Setelah hampir 5 (lima) tahun berlalu semenjak tahun 2021 mengikuti Diklat Kepemimpian Pengawas, akhirnya saya kembali merasakan suasana Diklat kepemimpinan tapi pada level yang berbeda yaitu Administrator. Sebuah perjalanan yang membawa saya kembali ke tempat yang tidak asing, namun kali ini dengan posisi dan rasa yang berbeda. Jika sebelumnya saya lebih banyak hadir sebagai bagian dari unit kerja di lingkungan Badan Strajak Dikalt Kumdil, kali ini saya hadir sebagai peserta duduk bersama, belajar bersama, dan merasakan langsung setiap proses pembelajaran yang selama ini mungkin hanya saya lihat dari balik jendela.
Ada perasaan yang sulit dijelaskan ketika pertama kali pada tahun 2014, saya menapakkan kaki di kampus Pusdiklat Mahkamah Agung RI Megamendung. Tempat ini menyimpan banyak kenangan, banyak cerita, dan banyak perjalanan pengabdian. Namun yang saya lihat sekarang sungguh berbeda. Hal yang saya dan mungkin teman-teman peserta rasakan adalah sarana dan prasana fasilitas yang semakin lengkap, sarana pembelajaran yang modern, hingga lingkungan yang tertata dengan baik menunjukkan bahwa organisasi terus bertumbuh dan bertransformasi. Semua itu menjadi bukti nyata bahwa investasi terbesar dalam birokrasi bukan hanya pada sistem dan teknologi, tetapi pada pembangunan kualitas manusianya yang terus berkembang dan memiliki komitmen kuat dalam mencetak pemimpin-pemimpin masa depan yang kompeten, cerdas dan berintegritas.

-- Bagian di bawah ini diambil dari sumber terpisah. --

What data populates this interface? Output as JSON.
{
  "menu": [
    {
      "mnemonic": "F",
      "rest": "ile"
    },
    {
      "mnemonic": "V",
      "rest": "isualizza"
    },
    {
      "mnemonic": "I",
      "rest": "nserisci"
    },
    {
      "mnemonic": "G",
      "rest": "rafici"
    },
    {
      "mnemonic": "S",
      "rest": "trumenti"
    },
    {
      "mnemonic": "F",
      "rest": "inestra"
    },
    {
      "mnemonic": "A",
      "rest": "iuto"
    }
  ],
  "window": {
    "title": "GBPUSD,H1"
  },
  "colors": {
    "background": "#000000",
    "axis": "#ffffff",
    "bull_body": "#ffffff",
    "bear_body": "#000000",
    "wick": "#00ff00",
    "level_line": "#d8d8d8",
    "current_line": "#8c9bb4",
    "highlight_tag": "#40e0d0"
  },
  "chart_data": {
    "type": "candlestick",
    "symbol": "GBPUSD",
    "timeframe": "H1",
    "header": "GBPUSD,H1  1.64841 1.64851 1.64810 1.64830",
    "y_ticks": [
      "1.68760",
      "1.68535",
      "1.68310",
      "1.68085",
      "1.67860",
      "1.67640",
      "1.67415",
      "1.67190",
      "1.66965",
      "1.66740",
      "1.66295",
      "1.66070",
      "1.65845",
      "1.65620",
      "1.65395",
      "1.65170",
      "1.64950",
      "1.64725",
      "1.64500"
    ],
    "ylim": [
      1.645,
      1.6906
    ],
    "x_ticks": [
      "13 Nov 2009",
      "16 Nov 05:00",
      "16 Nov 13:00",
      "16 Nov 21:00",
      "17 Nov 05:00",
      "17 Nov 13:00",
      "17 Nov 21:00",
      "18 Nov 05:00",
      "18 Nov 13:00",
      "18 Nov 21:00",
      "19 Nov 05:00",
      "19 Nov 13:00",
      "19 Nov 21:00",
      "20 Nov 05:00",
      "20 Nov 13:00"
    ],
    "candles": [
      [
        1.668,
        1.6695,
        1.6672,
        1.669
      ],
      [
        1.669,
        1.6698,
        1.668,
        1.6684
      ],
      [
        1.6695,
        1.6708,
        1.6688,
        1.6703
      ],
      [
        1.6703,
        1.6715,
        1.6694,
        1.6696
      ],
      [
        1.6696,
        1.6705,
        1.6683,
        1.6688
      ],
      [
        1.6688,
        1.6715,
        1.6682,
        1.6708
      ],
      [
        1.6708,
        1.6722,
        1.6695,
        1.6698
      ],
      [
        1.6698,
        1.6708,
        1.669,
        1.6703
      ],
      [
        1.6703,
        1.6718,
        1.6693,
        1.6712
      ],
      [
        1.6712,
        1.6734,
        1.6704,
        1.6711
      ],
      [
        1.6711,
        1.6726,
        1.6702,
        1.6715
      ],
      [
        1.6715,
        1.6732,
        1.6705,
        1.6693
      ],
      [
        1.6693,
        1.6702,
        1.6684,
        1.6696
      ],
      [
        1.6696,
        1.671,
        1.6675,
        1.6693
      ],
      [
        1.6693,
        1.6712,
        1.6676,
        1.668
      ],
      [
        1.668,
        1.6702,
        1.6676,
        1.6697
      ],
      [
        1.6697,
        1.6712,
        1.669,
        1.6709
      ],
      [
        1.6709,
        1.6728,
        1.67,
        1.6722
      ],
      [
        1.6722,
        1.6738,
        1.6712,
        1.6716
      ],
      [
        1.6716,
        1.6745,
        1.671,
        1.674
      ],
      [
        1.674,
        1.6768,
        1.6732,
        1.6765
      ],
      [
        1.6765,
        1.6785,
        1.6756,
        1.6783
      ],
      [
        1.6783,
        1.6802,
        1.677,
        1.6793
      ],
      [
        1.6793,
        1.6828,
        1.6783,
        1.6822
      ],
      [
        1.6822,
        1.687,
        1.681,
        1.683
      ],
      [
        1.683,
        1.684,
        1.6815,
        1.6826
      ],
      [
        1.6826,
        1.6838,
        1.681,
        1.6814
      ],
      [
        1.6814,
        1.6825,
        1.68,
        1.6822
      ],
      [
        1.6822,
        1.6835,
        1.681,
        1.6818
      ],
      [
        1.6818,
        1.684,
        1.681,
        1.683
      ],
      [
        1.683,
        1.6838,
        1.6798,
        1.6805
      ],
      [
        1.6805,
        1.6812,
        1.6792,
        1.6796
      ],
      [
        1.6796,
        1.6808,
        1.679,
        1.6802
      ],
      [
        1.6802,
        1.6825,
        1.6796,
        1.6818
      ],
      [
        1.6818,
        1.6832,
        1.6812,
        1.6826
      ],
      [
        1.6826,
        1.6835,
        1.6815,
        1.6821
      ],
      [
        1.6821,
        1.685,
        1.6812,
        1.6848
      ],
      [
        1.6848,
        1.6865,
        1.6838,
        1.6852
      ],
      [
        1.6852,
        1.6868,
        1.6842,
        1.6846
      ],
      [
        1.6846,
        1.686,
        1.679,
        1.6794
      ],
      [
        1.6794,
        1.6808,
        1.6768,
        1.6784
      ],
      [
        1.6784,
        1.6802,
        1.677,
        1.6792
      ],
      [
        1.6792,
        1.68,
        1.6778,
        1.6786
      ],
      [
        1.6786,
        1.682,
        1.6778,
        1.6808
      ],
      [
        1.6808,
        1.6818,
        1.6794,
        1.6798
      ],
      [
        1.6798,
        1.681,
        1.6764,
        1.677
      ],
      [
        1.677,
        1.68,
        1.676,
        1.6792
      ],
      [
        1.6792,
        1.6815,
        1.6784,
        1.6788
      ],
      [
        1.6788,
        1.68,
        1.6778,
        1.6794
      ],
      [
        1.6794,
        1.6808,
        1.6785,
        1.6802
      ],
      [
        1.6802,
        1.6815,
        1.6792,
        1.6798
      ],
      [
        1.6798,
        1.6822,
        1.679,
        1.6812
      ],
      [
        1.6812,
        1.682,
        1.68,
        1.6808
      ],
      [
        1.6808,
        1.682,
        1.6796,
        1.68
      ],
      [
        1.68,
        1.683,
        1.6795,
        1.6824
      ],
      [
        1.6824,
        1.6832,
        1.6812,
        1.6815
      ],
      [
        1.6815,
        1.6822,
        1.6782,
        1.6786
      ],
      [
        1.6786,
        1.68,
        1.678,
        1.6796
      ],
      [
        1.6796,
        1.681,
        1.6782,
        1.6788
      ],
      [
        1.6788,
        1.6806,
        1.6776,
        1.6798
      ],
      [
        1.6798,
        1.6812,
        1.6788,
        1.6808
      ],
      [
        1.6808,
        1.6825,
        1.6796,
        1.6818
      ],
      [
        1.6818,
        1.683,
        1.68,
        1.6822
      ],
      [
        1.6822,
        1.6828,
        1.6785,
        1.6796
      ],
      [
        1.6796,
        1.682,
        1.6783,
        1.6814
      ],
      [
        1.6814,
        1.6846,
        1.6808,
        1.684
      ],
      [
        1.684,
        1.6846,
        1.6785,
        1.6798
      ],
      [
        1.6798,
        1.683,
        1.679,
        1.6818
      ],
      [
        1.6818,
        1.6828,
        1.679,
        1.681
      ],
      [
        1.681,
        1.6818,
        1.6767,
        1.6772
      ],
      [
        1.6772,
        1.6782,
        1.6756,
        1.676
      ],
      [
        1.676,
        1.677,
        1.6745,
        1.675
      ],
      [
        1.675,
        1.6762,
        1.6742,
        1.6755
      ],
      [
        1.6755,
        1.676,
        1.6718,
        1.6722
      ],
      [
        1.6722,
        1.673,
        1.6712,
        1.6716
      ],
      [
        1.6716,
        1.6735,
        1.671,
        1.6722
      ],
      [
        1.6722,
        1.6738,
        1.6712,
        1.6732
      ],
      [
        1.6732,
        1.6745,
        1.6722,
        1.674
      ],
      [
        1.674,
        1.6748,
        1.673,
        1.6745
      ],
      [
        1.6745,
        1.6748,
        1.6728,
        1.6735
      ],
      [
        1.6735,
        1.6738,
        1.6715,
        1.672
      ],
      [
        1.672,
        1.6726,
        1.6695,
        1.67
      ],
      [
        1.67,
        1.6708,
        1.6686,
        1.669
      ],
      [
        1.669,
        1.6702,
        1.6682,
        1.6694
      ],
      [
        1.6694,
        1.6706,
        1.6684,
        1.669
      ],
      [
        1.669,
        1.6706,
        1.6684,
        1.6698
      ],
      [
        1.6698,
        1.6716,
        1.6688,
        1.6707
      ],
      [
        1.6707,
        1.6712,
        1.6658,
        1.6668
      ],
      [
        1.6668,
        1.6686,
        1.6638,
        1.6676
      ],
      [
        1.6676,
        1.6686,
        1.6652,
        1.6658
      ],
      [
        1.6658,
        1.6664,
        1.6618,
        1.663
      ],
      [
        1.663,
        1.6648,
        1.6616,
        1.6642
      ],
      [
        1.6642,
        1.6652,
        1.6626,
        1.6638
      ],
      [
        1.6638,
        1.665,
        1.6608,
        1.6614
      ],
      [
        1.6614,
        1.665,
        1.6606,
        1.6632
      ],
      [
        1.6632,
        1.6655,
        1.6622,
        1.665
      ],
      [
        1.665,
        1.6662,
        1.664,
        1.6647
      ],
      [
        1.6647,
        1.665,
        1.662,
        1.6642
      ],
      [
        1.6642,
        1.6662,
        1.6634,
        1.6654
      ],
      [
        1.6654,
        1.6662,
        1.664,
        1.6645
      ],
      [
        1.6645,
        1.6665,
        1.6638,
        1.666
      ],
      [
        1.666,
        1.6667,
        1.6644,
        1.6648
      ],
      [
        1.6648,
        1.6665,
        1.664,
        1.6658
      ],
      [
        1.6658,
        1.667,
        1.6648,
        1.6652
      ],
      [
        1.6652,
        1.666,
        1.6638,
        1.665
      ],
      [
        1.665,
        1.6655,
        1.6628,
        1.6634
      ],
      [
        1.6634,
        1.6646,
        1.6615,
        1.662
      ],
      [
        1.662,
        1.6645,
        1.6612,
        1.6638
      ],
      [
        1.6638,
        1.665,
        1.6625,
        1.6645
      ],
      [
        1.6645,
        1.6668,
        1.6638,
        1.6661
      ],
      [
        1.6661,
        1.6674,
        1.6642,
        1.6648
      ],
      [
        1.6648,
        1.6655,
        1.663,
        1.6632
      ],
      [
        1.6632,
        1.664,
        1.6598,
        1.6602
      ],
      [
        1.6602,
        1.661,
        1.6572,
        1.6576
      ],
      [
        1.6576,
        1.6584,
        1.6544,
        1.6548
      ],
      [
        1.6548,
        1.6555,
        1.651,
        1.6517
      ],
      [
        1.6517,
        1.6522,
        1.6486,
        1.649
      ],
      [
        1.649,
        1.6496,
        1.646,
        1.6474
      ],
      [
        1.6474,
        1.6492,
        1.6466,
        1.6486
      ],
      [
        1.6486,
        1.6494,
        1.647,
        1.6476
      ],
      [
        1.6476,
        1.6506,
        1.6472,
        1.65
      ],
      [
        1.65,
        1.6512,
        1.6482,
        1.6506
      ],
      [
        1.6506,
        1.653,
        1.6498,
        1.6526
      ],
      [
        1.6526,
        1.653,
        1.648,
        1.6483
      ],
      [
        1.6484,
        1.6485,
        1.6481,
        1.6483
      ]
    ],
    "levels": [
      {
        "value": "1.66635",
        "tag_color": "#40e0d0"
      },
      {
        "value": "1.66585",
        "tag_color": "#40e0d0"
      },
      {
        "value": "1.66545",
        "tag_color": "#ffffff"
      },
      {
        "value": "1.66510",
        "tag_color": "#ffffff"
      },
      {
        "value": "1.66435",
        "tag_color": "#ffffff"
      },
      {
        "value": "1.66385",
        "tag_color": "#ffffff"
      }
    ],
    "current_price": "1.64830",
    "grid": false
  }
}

Suasana asrama di pagi hari menjadi salah satu pengalaman yang paling membekas. Udara dingin khas megamendung yang menusuk kulit, kabut tipis yang perlahan turun di sela-sela bangunan, suara burung yang terdengar samar, dan hembusan angin pegunungan menciptakan suasana yang begitu tenang. Jauh dari hiruk-pikuk rutinitas kantor, jauh dari tekanan target kinerja, dan jauh dari tumpukan laporan yang biasanya menjadi teman sehari-hari. Di tempat ini, pagi terasa lebih lambat, lebih hening, dan lebih memberi ruang untuk merenung.
Saya banyak berpikir tentang perjalanan pengabdian selama ini. Tentang bagaimana waktu berjalan begitu cepat, tentang berbagai tantangan yang sudah dilalui, dan tentang tanggung jawab yang semakin besar. Dalam kurun itu, banyak perubahan terjadi baik dalam organisasi, sistem kerja, maupun dalam diri saya sendiri. Kembali ke ruang diklat seperti ini seolah menjadi titik jeda untuk mengevaluasi diri. Apakah saya masih memimpin dengan hati? Apakah saya masih menjaga integritas? Apakah saya masih terus belajar?
Menjadi peserta memberi saya perspektif yang jauh lebih utuh. Selama ini, saya lebih banyak melihat dari sudut teknis, bagaimana agenda perencanaan tersusun, bagaimana anggaran dikelola, bagaimana fasilitas disiapkan, dan bagaimana kegiatan berjalan lancar. Namun kini, sebagai peserta, saya merasakan sendiri bagaimana setiap sesi pembelajaran, setiap diskusi kelompok, setiap tugas individu, hingga interaksi sederhana antar peserta ternyata memiliki makna besar dalam proses pembentukan kepemimpinan.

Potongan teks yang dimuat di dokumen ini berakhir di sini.